For the wine, the recipe is a bit more time-consuming, but still fairly easy to accomplish. Place 10 grams of your blue lotus herbal mix inside a mason jar and fill the rest with your favorite wine. Let the mixture sit for a week, or two if you want an extra-potent solution. Shake this daily without opening the jar. You can mix other stuff in there to add some flavor, like vanilla or damiana. Another thing we recommend is dropping a spoonful of honey into the Mason jar to sweeten the drink once it’s ready.
- This lotus is used to produce perfumes since ancient times; it is also used in aromatherapy.
- Indians consider the petals of the flower as representing the five elements of the earth.
- It is an ornamental plant because of its attractive flowers and is most commonly used for the traditional and cultural festivals in Sri Lanka.
- According to Buddhist tradition in Sri Lanka, this flower was one of the 108 lucky signs found on Prince Siddhartha’s footprint.

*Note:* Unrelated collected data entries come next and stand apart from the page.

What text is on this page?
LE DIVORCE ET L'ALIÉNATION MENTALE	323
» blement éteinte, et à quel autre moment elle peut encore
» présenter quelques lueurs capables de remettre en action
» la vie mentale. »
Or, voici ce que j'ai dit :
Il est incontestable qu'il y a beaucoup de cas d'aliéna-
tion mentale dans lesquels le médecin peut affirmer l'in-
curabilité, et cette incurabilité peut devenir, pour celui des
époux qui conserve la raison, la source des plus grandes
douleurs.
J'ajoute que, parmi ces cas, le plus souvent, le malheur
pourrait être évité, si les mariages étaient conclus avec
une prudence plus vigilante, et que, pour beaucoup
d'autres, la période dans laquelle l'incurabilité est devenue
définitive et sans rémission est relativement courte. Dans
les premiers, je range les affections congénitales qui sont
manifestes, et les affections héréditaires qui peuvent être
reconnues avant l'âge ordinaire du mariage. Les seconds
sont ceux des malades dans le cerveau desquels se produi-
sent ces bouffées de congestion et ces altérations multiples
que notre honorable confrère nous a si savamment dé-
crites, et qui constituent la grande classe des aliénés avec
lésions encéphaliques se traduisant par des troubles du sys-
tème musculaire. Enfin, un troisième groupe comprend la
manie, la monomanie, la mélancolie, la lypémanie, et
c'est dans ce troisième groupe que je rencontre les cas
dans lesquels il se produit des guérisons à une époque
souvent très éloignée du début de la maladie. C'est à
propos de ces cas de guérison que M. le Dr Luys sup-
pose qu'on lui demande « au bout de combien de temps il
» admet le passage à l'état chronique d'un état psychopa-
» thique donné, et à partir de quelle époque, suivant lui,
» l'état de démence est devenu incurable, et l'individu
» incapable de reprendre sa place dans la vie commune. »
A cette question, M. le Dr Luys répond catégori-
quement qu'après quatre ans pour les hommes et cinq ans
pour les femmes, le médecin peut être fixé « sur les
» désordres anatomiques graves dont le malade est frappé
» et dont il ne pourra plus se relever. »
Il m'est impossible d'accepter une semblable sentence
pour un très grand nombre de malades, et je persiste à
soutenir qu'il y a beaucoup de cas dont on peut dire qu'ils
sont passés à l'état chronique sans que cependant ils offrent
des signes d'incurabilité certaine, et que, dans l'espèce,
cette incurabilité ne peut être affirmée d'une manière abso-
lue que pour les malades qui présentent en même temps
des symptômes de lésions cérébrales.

- Some compounds of the plant work in inducing renal failure in cats. Even small amount of pollen can induce poisoning in cats.
- It should not be used during pregnancy or if you have certain allergies.
- If you are on other medications, then it should be consumed only after a consultation with your medical professional.
- When taken in large doses, it has been found to cause nausea, mild jittery feelings, hot flashes and even hallucinations.
- It should never be taken with illegal drugs like cannabis or prescription pills as it may cause severe nausea and disorientation.